Friday night. Around 9 p.m. Nakumatt Karen. The parking lot. It’s cold and quiet, smells like downpour. There’s a line of cabs across the road, and the drivers are in small crowds, tossed in banter and laughing that hangs in the air. The guard at the gate has stopped a slightly intoxicated chap that has wandered in, phone in hand. The wochi wants to know why this guy is taking pictures at this hour, but this isn’t your usual getting of a story, no, it’s the turning point, it has something to do with why I have popped up here after a while.
Let’s go back a bit.
So you have just settled the bill on a couple of cold ones, you’re headed home with a light head, it’s getting dark and you know by the time you get to Isinya you will meet a locked door, you will sleep outside with the distant sounds of hyenas and the cold biting into your skin. So you dial a certain bird’s number and ask if you can crash at her place, she says sure, that she’s eagerly waiting for you. And in that drunken state, you misread the sarcasm, you walk to Kencom and panda a mat for Karen, you send an SMS to her, to give you directions. When you get to Nakumatt call me, I’ll pick you up. You’re a happy chap now, you start to get funny ideas about how the night will unfold, even your friend (with whom you happen to share a name with) joins in the celebration, and he suggests you buy a rubber on your way. (Do people still say rubber, or sheath?)

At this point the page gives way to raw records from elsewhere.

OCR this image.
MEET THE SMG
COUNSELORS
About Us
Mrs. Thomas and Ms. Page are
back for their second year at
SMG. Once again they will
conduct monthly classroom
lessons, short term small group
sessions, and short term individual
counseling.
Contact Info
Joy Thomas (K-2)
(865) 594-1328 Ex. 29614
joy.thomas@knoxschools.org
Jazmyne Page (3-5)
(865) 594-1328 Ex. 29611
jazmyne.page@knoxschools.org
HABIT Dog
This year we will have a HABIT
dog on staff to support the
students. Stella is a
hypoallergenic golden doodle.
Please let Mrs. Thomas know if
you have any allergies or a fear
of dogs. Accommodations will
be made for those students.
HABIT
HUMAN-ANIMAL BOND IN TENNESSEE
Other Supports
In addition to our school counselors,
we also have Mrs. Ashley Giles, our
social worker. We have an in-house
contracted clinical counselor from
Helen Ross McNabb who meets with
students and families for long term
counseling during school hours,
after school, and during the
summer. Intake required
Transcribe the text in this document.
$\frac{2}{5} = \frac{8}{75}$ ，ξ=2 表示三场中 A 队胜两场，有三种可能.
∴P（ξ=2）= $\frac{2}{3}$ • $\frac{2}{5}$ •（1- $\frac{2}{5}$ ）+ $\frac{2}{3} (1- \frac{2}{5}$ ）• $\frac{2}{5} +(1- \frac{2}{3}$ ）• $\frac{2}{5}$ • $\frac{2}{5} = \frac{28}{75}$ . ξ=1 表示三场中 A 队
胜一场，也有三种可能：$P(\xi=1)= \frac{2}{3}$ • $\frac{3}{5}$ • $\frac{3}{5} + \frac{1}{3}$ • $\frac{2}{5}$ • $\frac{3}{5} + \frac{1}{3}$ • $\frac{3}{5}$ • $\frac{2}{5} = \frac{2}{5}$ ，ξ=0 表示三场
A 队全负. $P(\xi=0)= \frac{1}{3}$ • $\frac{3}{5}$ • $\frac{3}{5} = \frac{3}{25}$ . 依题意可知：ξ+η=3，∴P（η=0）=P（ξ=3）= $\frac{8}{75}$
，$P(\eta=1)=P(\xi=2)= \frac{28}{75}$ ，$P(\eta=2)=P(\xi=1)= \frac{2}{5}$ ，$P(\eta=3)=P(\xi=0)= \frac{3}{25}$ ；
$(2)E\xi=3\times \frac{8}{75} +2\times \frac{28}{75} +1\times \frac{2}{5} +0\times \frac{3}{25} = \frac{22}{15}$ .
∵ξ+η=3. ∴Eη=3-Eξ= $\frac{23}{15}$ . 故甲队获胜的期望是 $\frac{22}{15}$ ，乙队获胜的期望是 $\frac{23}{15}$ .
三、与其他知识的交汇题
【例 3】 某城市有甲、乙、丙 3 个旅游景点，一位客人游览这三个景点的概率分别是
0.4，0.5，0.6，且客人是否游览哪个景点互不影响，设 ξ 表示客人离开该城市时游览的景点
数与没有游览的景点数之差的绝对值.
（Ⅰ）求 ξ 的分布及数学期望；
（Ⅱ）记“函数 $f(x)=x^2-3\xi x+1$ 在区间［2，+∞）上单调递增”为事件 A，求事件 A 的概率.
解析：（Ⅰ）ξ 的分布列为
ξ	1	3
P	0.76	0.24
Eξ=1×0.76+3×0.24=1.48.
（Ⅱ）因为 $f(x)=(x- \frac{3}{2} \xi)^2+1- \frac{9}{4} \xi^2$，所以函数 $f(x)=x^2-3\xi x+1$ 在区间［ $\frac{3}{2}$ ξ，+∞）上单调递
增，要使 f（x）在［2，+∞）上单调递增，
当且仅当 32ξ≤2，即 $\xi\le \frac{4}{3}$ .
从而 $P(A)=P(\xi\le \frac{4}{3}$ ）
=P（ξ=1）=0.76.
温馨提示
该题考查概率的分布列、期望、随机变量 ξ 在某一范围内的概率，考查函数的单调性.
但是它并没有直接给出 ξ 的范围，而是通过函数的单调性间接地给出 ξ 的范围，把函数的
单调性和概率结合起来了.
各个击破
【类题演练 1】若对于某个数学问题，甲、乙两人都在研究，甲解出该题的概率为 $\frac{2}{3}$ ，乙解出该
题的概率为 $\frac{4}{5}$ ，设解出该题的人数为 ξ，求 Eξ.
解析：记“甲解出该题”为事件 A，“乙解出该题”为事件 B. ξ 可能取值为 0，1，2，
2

You get to the agreed location and call her, she’s laughing at how serious you sound, that you have joked before but this one really got to her. You start to think maybe she wasn’t even home in the first place, because she’s the type to go on road trips as soon as the weekend knocks. You start to think of the possibility of rain, and how you’ll have to find shelter and spend the night there, you’re mad at her, you want a shower and a blanket around your ass. “Ebu beat a picha,” she says giggling.
Long story short, she never showed. She said she would call back in a few, but she never did. I didn’t spend the night outside, fortunately, but I was scared, scenarios play in your head when you’re walking alone at night, a group of boys might walk up to you and start to admire your shoes. But it’s situations like this that make for good stories, about life, and its crafty ways of screwing you proper.
I have been away for some time now, and it wasn’t a voluntary move friends, it was a dry spell of words, of stories. If I was to sum up my life it would be the stretch of Mombasa Road, Mbagathi Road, and Argwings Kodhek, so somewhere between all that tarmac I may have lost my story finding, I’d lie and say that it was a morbid period but it wasn’t really. When you’re not looking for stories, and when you don’t beat yourself up because of not finding one, you start to live a little, you enjoy life a bit more, and you do more things, and absorb different colors. (A lady friend sat me down and told me to have many colors, to stop harboring sad monotony, fancy words for boring basically) And that’s how stories are found, by living. Those people who say writers don’t need to go out to write about the outside I think, are a lazy bunch, and their mantra is hogwash.
You have to be kidogo gutsy to stand at the edge of the earth and watch the story come out, you have to have found yourself in the middle of a hailstorm, beaten down by life, so that you can get back up and fight with words, because it’s the only thing you have, and as such you have to be brutal. You have to have picked up stories and filled your pockets with them, you have to have them stuck in your head and plastered on your skin so that you can peel them off and share with others, one word at a time. But first, you have to have a story, you have to have lived.